The answer to the Touch of Evil aspect-ratio controversy contained in the release of the 50th anniversary DVD is simple, and shame on those who would needlessly complicate it. All 1950s film that were captured with a protected aspect ratio of 1.37 to 1 should always be mastered for DVD at that aspect ratio. Or at least at 1.66 to 1. I can’t over-emphasize how despicable I find 1.85 to 1 croppings of Eisenhower- and Kennedy-era films.

There is no aesthetic benefit at all — zero — to chopping the tops and bottoms off an image that was protected for 1.37 to 1. The reborn Gordon Gekko’s new slogan: Tall and boxy is good. It harms no one to release a taller fuller image. The DVD distributors are simply looking to put out an image that fits within 16 x 9 aspect ratio of high-def plasma and LCD screens. They want everything to be “wide.”

Don’t believe so-called experts who claim that 1.85 was the projection norm in the ’50s — it wasn’t absolutely. It was 1.66 to 1 here and there, and 1.85 here and there; it was even 1.37 here and there. Why have so many ’50s and ’60s films been masked for laser disc and DVD at 1.66 to 1? For the hell of it? Remember the travesty of Shane, shot in 1.33 (or 13.7) to 1, and then projected in theatres at 1.66 to 1 to accomodate the then-new appetite for wider-screen imagery? The same kind of revisionist horseshit has been happening for years in the DVD market.

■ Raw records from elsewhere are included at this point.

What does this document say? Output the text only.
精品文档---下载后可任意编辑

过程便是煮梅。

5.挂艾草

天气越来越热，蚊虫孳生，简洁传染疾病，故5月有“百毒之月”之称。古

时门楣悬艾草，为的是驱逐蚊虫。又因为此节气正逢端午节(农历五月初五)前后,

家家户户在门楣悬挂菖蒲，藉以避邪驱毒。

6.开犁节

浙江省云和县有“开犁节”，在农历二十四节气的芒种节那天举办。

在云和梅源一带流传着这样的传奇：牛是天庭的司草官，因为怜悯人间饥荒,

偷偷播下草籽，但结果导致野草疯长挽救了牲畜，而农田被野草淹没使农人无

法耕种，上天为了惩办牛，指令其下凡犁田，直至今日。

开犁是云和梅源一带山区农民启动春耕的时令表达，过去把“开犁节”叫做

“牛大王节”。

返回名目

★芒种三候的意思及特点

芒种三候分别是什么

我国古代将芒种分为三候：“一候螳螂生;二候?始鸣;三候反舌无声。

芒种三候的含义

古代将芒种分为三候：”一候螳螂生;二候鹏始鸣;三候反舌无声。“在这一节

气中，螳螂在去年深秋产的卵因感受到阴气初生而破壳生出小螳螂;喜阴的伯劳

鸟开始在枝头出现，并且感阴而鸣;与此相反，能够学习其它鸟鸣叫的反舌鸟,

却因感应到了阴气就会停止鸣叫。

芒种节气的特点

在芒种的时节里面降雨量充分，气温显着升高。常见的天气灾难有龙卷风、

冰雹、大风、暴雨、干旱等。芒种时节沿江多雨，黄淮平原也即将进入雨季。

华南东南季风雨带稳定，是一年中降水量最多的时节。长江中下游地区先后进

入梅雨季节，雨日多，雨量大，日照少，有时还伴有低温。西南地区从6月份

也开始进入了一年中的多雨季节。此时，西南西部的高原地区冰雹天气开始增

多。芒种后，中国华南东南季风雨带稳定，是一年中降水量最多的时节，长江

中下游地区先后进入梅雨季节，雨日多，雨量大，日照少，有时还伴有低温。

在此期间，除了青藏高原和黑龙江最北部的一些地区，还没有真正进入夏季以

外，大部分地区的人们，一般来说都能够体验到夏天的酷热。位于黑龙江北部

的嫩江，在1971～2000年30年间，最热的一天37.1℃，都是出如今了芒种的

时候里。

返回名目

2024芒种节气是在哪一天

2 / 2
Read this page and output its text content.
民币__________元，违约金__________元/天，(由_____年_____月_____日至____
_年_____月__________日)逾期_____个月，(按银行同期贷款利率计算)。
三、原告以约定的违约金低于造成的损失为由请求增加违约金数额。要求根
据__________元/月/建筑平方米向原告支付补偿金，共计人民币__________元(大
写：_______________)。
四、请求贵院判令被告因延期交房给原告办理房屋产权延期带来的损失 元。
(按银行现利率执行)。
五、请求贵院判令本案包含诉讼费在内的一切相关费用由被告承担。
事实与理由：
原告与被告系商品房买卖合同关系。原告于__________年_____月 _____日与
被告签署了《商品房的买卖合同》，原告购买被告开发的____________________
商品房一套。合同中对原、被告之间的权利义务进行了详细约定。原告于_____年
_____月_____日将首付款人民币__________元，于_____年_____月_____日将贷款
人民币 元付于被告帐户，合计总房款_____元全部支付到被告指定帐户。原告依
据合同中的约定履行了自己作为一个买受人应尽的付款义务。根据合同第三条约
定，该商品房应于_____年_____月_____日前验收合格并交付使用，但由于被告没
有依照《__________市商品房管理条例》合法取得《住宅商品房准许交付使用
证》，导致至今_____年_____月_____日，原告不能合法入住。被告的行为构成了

HE reader Robert Hunt contends that Hollywood historian Richard Maltby, writing in his book “Hollywood Cinema” (which I’ve read but have no copy of right now), argued that “1.85 wasn’t accepted as the standard aspect ratio by the SMPTE until 1960.”

Some Came Running‘s Glenn Kenny was written about this in a fashion that I find a little too laissez-faire. Here it is:

“The facts are these: Director Orson Welles and cinematographer Russell Metty shot Touch of Evil in the so-called ‘Academy ratio’ of 1.37:1. And…well, actually, as far as the universally accepted facts are concerned, that’s where they end.

“There is plenty of documentation attesting that it was Universal Studios policy, mid-1953 or so, to have all their releases theatrically projected at the wider 1.85:1 ratio, via a ‘hard matte’ (a plate with a rectangular opening placed in front of the projector’s lens), with the Academy ratio reserved for TV airings of films (1.37 fitting almost exactly correctly on old-style television screens).

“Kehr’s commenters include a great number of folks who have seen Touch of Evil screened theatrically at 1.37. Did the projectionist make an error? Is the documentation concerning Universal’s policy wrong? Did Welles and Metty compose for 1.37 without realizing that the film would be projected at 1.85?

“A lot of questions with no, apparently, definitive or cut-and-dried answers. What is sure is that the new Touch of Evil edition offers three versions of the film–the compromised but still absolutely classic theatrical release, a ‘preview’ edition that hews closer to Welles’ vision than the eventual theatrical release, and the ingenious, controversial 1998 ‘restored’ version put together by scholar/preservationists Rick Schmidlin and Jonathan Rosenbaum — all in 1.85. Former Cahiers du Cinema critic Nicolas Saada calls this a ‘disaster’ over at Dave’s site.

“A host of others, who are also discussing the decision over at the Criterion forum, point to the evidence apropos Universal’s policy. The Lafayette Theater’s Pete Appruzzese, a man I defer to in all manners technical, says he’s run Touch of Evil in both 1.37 and 1.85 and that to his eye the 1.85 version is correct. Dave Kehr feels the 1.85 version looks ‘tight.'”

Then again Kenny wrote the following within Kehr’s talkback section: “Let’s start a collection to raise enough money so that Craig and the MOC guys can convince Universal to license them Touch of Evil for a Blu-ray MOC release in 1.33. Put me down (seriously) for $500 in support.”

Here’s a German comparison site, copied from Dave Kehr’s TOE page.

There’s no earthly reason to believe or presume that Welles and Metty would have preferred that Touch of Evil be seen by future generations in a 1.85 to 1 aspect ratio. Any idiot can look at the 1.37 version on tape and the new cropping and come to this conclusion. There is a word for the 1.85 cropping on the just-out three-disc DVD set, and that word is “vandalism.”